Protesters block 105A Avenue in Whalley for a half-hour Monday during a rally against what they say is the disproportionate apprehension of Indigenous children by the government. (Submitted photo)

Surrey rally against state apprehension of Indigenous children

One five-year-old girl is heading into her 15th foster care placement

Roughly 30 people staged a rally in Whalley on National Indigenous Peoples Day to protest against what they say is the disproportionate apprehension of Indigenous children by the government.

The rally, organized by the Justice for Georgia Campaign and supported by the Red Braid Alliance, was staged outside the Ministry of Children and Family Development office at 105A Avenue and King George Boulevard at noon June 21st.

Isabel Krupp, of Red Braid, said Georgia is a five-year-old Indigenous girl who in her short life has already been through 14 foster care placements and is heading into her fifteenth.

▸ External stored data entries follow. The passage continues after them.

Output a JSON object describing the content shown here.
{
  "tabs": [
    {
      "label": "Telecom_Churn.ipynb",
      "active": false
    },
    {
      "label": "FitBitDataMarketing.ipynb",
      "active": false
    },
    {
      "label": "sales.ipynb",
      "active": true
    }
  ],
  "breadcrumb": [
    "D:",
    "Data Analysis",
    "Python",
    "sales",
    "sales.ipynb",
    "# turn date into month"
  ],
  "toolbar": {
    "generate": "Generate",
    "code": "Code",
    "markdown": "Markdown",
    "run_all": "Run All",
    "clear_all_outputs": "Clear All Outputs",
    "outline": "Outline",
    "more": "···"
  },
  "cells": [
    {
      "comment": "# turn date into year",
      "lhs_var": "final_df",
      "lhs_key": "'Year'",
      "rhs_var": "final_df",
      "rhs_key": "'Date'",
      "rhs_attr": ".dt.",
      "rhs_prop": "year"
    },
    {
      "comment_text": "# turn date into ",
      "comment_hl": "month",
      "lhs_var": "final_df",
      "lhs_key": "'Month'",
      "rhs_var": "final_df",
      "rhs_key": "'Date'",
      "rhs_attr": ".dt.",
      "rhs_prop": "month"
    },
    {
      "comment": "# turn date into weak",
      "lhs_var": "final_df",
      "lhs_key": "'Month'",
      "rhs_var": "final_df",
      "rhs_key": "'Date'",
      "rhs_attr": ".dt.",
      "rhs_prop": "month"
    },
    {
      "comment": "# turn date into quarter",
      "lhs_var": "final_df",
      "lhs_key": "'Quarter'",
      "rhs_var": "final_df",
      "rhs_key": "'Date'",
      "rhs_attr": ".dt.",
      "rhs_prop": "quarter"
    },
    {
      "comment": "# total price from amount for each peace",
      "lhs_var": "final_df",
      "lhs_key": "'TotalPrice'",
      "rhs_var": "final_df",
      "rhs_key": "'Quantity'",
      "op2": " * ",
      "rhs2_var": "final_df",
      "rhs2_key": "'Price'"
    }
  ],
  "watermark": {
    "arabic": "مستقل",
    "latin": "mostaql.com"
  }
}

“She was apprehended in Surrey and later in Chilliwack, and she’s been transferred back to the Surrey district,” she explained. “It’s a good home right now, but it’s a temporary one. She’s about to be transferred to another one because the foster parent has to go back to full-time work.”

“She kind of symbolizes or represents the problems with the system,” Krupp said.

homelessphoto

Mama Crow. (Submitted photo)

Protesters blocked 105A for 30 minutes, beginning with a moment of silence related to the unmarked graves of residential school children found in Kamloops.

Meanwhile, a report by the Representative for Children and Youth reviewing critical injuries and deaths indicates that between June 1, 2017 and March 31, 2018 that 669 B.C. children were injured and 98 died who were in care.

Michael Crawford, president of the BC Association of Social Workers, noted that another government report indicates that in 2019 almost 44 of every 1,000 Indigenous children were in care compared to a little more than two children per 1,000 non-Indigenous children.

“Indigenous children now represent 67 per cent of all children in care in B.C.,” Crawford noted, “despite the fact Indigenous people comprise less than 10 per cent of the total provincial population.”

Crawford said, according to the Ministry of Children and Family Development’s most recent service plan, that an Indigenous child is nearly 18 times more likely to be removed from their parents than is a non-Indigenous child.